Born in Duhok, Kurdistan-Iraq, in 1954, he graduated from the Institute of Fine Arts in Baghdad in 1976 and the following year began to study printmaking at the Academy of Fine Arts in Ljubljana, Slovenia. Two years after graduating he moved to London, arriving there in 1984. These were not simple decisions, however, but the consequences of a complex mesh of circumstances, which meant that Siti, an opponent of the Ba’athist regime, having left Iraq originally to pursue his artistic aims, found himself unable to return there because of his political views, and sought asylum in London.

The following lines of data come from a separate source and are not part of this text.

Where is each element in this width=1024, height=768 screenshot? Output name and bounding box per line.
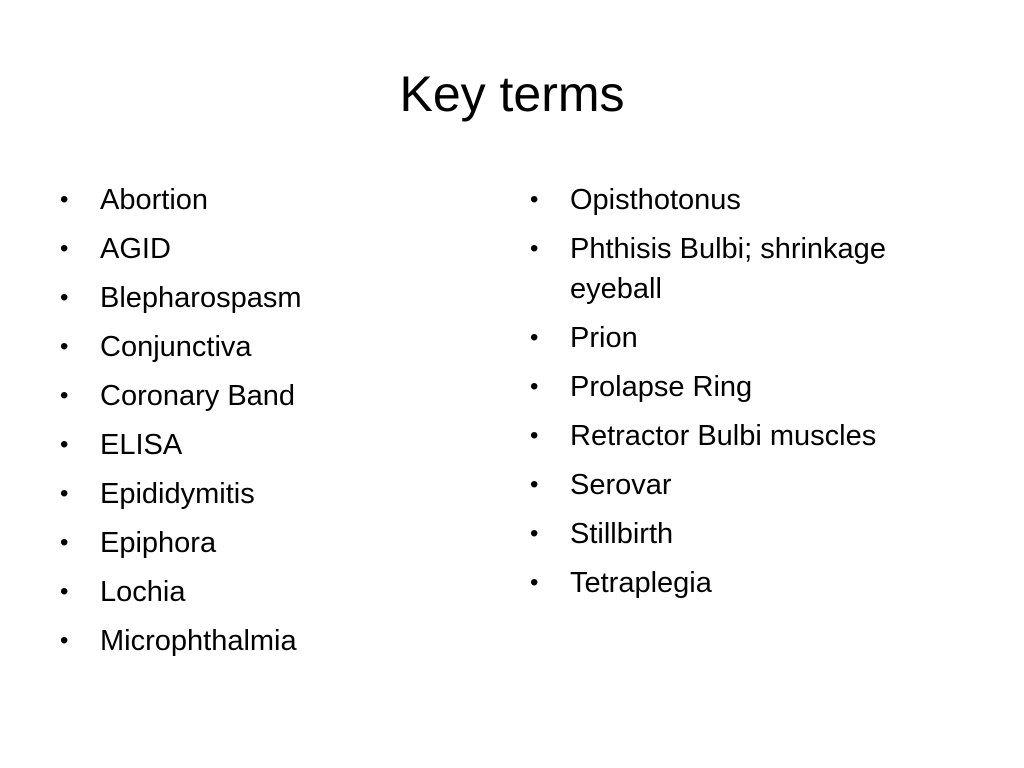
bullet-icon: • <box>60 578 69 605</box>
list-item <box>60 474 480 514</box>
left-term-list <box>60 180 480 670</box>
list-item <box>60 229 480 269</box>
list-item <box>60 425 480 465</box>
list-item <box>60 278 480 318</box>
list-item <box>60 327 480 367</box>
term-text: Prolapse Ring <box>570 371 753 403</box>
list-item <box>530 416 950 456</box>
term-text: Tetraplegia <box>570 567 712 599</box>
bullet-icon: • <box>60 235 69 262</box>
list-item <box>530 229 950 309</box>
bullet-icon: • <box>530 324 539 351</box>
bullet-icon: • <box>530 471 539 498</box>
list-item <box>530 514 950 554</box>
bullet-icon: • <box>60 431 69 458</box>
bullet-icon: • <box>530 186 539 213</box>
bullet-icon: • <box>60 284 69 311</box>
bullet-icon: • <box>60 333 69 360</box>
bullet-icon: • <box>60 480 69 507</box>
bullet-icon: • <box>60 382 69 409</box>
bullet-icon: • <box>530 422 539 449</box>
list-item <box>60 180 480 220</box>
term-text: Microphthalmia <box>100 625 297 657</box>
term-text: Epiphora <box>100 527 217 559</box>
term-text: Opisthotonus <box>570 184 741 216</box>
bullet-icon: • <box>530 373 539 400</box>
list-item <box>60 572 480 612</box>
term-text: Epididymitis <box>100 478 255 510</box>
bullet-icon: • <box>60 186 69 213</box>
term-text: AGID <box>100 233 171 265</box>
list-item <box>530 318 950 358</box>
list-item <box>530 180 950 220</box>
list-item <box>530 367 950 407</box>
term-text: Lochia <box>100 576 186 608</box>
list-item <box>60 376 480 416</box>
list-item <box>60 621 480 661</box>
bullet-icon: • <box>530 235 539 262</box>
term-text: Coronary Band <box>100 380 296 412</box>
right-term-list <box>530 180 950 612</box>
term-text: Conjunctiva <box>100 331 252 363</box>
slide-title: Key terms <box>399 66 625 122</box>
list-item <box>60 523 480 563</box>
bullet-icon: • <box>60 529 69 556</box>
term-text: ELISA <box>100 429 183 461</box>
list-item <box>530 465 950 505</box>
term-text: Prion <box>570 322 638 354</box>
bullet-icon: • <box>530 520 539 547</box>
term-text: Blepharospasm <box>100 282 302 314</box>
term-text: Phthisis Bulbi; shrinkage eyeball <box>570 233 886 305</box>
list-item <box>530 563 950 603</box>
term-text: Stillbirth <box>570 518 674 550</box>
term-text: Serovar <box>570 469 672 501</box>
term-text: Abortion <box>100 184 209 216</box>
bullet-icon: • <box>60 627 69 654</box>
bullet-icon: • <box>530 569 539 596</box>
term-text: Retractor Bulbi muscles <box>570 420 877 452</box>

Working in his London studio, the memory of the mountains surrounding Duhok became for him a powerful symbol of a past which he had lost. They soon began to occupy a crucial role in his work, appearing in paintings, drawings, prints and eventually also three dimensional constructions, in all of which their cone-like shapes form a still centre. In this exhibition, “Silent Mountain” 2013, one of a series of paintings which began in 2010, continues this theme, but also takes it to a new stage. Now, the immutability of the mountain is being challenged, its structure revealed as made up of elements which can shift and change. This is made explicit in “Dialogue of Towers III”, 2013. Here, the central shape is no longer a serene, solid whole but a seething mass of interlocking verticals and horizontals, half of which have slipped away to reveal an inner structure of dizzying complexity. The centre, even the centre of the mountain, has ceased to hold.
What has brought this about? Even the most solid structures, it seems, are subject to the will of man. This, demonstrated most forcibly by the destruction wreaked in Iraq by years of war, continues today as the consequence of “development”, the commercial imperative which sweeps all before it, plunging even Duhok, the birthplace Siti describes as having been “frozen”, into a construction boom. In the “Dialogue of Towers” series of paintings, the meshes of swiftly drawn marks inevitably suggest the scaffolding which surrounds those new buildings, thrown up with so little regard for the culture or history of their locations.
In his paintings, structures and installations Siti shows these forces at work, Siti remembers the ladders, however, and has recreated them in an installation. In the gallery, the home-made ladders, objects from a simpler time, become metaphors for those who, shifting from a familiar past to an unknown future, must struggle upwards alone. Used to change, Siti moves with it, demonstrating its effects with delicacy, wit and an underlying sadness, as his own sense of a lost history merges with the concern that his country’s rush to “reconstruct” may be undermining what had seemed to be unshakeable foundations of human values.
Siti has seen much, and, in his work, clever and elegant, skilful and wise, he shares his insights in a unique and constantly developing visual language of great subtlety and depth. He has much to say, but, as he puts it himself, he does not shout. We would do well to look carefully and, while looking, to listen.